Sou um otimista com relação às novas tecnologias e às redes sociais. Acredito que aqueles que procuram saber se o Twitter e o Facebook afastam ou aproximam as pessoas estão cometendo um engano: não é mais esta a questão (se é que em algum momento foi) – os próprios referenciais de distância de antes não valem nos dias de hoje. A geração analógica media distância em metros; a geração digital mede em cliques.
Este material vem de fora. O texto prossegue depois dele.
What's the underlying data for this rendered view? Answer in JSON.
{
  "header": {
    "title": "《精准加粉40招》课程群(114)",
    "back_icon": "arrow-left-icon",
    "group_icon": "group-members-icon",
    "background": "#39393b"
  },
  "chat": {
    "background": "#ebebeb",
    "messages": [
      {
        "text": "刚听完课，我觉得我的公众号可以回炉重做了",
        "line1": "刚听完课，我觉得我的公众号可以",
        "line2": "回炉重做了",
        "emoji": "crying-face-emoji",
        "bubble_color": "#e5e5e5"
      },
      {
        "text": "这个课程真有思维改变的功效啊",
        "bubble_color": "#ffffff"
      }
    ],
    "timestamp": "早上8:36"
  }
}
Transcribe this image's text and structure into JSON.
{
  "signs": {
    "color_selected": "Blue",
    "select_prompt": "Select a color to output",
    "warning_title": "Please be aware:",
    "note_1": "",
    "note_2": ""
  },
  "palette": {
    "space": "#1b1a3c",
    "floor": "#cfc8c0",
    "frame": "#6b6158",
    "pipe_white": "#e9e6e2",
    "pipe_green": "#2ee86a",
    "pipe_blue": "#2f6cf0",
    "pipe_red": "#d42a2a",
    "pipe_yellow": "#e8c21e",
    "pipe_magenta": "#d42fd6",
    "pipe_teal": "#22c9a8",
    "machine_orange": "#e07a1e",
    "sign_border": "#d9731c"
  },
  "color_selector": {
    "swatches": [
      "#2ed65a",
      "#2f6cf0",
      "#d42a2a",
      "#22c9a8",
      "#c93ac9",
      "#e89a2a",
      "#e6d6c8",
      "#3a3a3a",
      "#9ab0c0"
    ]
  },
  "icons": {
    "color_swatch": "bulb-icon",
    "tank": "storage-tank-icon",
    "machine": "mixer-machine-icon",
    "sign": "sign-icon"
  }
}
Há um abismo talvez intransponível separando estas duas gerações. Este é o único motivo que me ajuda a pensar a cobertura de alguns meios de comunicação com relação, por exemplo, às riots em Londres e ao Movimento Occupy. Dizer que estas manifestações culturais são “coisa de vagabundo” ou de “neo-burguês entediado” é um atestado de incapacidade de leitura do contexto contemporâneo. Ou mesmo um ato de má-fé – mas não é este o meu ponto aqui.

As novas (novas?) tecnologias, ao contrário do que parece pensar a geração do lado de lá do abismo, não enfraquecem a capacidade de fala. Elas surgem como uma, talvez a única, forma de se fazer escutar em um mundo que tinha desaprendido a protestar (é difícil protestar em uma língua morta). Não é à toa que, inspirados em Alan Moore, os manifestantes do Occupy utilizam a máscara de Guy Fawkes, um revolucionário de outros tempos: ao fazerem isso, não cortam laços com os antepassados, mas homenageiam e atualizam um potencial crítico que há muito foi emudecido pela rotina de trabalho, pelo cinza dos escapamentos dos carros, pelos monopólios de informação (algo que, como todos sabemos, “a gente vê por aqui”).

Eu gostaria de levar a discussão um pouco adiante. Por mais que eu seja um instigador e um entusiasmado com os movimentos sociais em redes, acredito que há algo a se tomar cuidado: de algum tempo para cá parece estar ganhando consistência, especialmente no Facebook, uma espécie de imperativo da indignação. Quão indignado você fica com a presença da PM na PUC-SP? E com Pinheirinho? E com o salários dos deputados? E com todo o resto? Fique indignado, não importa com o quê!

E, bom, estamos realmente indignados. Mas é importante saber que isso não é suficiente.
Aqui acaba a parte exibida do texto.